许多张张嘴刚要赶人,手里的电话响了起来。
他低头去摆弄手机,却因为那个破手机太卡,手忙脚乱好久才按下了接听键,顺便把免提也开了,刘建洲温柔浑厚的声音从扩音器传来。
“周先生,想问问你今天有没有时间,我可能需要做个家访。”
一听做家访,许多立马就紧张了:“有的有的,刘老师你什么时候能来?”
“再过两个小时吧,周末前面还排了一个学生。”
“好的好的。”
挂了电话,许多看看时间,发现到时候也该吃午饭了,怎么着都得把人家老师留下来吃顿饭再走,于是也顾不上赶凤啸,自己随便拾掇了一下就要出去买菜。

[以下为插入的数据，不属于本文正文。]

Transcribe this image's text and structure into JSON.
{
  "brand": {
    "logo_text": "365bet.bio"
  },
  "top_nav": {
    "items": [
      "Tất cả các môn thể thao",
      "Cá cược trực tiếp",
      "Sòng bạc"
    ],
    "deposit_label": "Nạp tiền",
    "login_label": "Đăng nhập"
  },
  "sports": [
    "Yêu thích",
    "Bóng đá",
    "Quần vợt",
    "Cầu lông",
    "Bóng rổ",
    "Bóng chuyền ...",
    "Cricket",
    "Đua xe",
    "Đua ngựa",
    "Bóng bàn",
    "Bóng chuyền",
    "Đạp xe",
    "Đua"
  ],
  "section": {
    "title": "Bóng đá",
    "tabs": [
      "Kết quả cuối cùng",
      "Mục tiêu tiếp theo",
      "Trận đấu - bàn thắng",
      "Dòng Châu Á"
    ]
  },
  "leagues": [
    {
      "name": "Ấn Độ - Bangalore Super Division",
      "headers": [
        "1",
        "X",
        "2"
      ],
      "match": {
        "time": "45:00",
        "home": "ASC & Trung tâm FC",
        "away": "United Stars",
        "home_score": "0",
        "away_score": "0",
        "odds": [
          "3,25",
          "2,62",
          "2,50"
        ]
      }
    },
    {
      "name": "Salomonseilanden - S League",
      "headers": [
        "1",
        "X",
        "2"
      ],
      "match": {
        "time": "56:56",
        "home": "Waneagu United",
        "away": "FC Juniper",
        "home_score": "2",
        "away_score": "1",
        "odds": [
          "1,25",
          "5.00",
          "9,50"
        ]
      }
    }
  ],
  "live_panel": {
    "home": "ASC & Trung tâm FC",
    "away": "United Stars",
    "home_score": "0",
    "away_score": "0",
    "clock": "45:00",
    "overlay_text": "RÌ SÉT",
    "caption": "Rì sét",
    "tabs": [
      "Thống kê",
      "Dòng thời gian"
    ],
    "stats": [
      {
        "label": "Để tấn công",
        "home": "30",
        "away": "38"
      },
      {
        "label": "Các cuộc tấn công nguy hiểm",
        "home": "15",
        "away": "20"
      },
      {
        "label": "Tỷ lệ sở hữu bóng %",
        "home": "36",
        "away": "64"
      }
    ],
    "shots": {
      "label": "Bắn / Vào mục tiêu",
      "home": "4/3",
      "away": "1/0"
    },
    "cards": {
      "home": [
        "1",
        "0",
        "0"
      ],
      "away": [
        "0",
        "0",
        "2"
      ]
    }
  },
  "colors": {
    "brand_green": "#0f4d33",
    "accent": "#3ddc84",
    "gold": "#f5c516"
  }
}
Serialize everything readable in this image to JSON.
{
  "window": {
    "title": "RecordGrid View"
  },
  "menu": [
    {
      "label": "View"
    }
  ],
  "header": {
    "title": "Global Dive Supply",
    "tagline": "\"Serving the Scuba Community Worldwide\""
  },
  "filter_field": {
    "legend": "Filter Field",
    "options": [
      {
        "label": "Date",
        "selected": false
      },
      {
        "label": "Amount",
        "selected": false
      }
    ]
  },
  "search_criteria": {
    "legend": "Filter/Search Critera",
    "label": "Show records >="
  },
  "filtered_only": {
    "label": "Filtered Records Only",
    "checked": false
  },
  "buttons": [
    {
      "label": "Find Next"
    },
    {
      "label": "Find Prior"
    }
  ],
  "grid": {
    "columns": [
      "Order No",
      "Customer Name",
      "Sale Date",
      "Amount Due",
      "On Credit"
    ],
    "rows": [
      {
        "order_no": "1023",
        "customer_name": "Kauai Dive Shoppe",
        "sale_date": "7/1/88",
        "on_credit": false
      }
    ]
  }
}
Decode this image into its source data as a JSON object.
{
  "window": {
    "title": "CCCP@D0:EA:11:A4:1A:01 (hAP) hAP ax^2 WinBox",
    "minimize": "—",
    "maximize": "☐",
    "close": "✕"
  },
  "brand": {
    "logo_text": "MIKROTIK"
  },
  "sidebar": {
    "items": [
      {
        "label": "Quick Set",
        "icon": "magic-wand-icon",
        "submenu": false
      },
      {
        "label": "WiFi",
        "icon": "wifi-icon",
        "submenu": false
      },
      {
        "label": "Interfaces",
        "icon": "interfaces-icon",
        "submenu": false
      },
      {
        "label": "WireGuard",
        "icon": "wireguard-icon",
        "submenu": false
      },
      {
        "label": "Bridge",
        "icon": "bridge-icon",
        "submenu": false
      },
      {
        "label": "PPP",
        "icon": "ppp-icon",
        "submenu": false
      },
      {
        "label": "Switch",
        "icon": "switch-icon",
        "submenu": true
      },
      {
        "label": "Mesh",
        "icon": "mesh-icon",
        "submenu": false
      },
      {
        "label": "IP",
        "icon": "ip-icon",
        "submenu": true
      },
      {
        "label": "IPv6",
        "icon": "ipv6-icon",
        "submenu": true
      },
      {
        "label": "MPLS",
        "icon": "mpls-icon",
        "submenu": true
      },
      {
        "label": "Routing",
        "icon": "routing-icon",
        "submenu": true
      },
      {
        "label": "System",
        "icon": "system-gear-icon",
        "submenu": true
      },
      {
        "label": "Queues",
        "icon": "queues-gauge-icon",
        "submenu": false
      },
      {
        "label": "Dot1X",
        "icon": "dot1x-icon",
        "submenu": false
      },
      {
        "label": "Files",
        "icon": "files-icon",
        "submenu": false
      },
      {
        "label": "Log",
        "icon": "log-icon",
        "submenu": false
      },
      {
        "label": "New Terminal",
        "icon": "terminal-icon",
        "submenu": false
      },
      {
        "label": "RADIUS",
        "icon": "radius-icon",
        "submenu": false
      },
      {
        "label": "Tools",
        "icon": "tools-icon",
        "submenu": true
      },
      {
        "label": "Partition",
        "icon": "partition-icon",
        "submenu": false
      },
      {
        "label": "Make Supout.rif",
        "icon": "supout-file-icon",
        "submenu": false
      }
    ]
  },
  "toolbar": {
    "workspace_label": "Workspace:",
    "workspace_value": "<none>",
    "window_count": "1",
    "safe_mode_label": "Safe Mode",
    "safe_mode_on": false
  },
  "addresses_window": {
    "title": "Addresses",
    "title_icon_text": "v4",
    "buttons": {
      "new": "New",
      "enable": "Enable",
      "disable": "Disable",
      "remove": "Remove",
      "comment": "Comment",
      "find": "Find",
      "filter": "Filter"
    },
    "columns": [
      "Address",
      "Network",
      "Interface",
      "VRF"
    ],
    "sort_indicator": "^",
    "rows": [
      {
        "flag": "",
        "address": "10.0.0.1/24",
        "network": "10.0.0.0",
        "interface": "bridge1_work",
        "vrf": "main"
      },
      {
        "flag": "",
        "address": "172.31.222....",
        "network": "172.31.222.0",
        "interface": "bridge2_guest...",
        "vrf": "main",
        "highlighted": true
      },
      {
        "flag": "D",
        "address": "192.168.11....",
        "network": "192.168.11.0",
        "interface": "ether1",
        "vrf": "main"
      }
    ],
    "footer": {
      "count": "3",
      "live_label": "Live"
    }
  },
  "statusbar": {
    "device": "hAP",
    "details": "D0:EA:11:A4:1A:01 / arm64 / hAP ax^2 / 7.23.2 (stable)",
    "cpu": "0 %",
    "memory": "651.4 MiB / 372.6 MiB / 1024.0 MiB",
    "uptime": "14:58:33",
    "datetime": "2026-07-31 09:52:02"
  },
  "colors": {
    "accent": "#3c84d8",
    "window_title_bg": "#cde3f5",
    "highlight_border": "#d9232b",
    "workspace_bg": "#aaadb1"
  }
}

凤啸劫后余生,在许多出门前主动揽活儿:“我去把周末叫起来做作业。”
许多看了他一眼没说什么,自己走了。
周末得知老师要来家访后生无可恋,立马起床坐在书桌前摆出一副认真学习的样子,实际上心里紧张一个字都看不进去。
买菜回来的许多见他这样子不由得开玩笑:“不要紧张,你们老师是很温柔的。”
凤啸听许多这么评价其他男人,立马不乐意了,嘟囔:“你怎么知道的,他又没教过你。”
许多则完全把凤啸当成了透明人,一个人忙前忙后地洗米做菜。
凤啸忍不住吃味儿,他看到许多为了其他人做这些他曾经弃若敝履现在求而不得的事情时,咕噜咕噜地往外冒酸水儿。
许多怕围着茶几吃饭不体面,硬是要把茶几搬到卧室去,好换成一张折叠桌子。
凤啸转来转去地发牢骚:“喂,过分了啊,请他吃饭已经不错了,你搞得跟……”他话没说完,就看见许多一屁股坐到地上,脸色苍白,凤啸赶紧跑过去:“你怎么了?”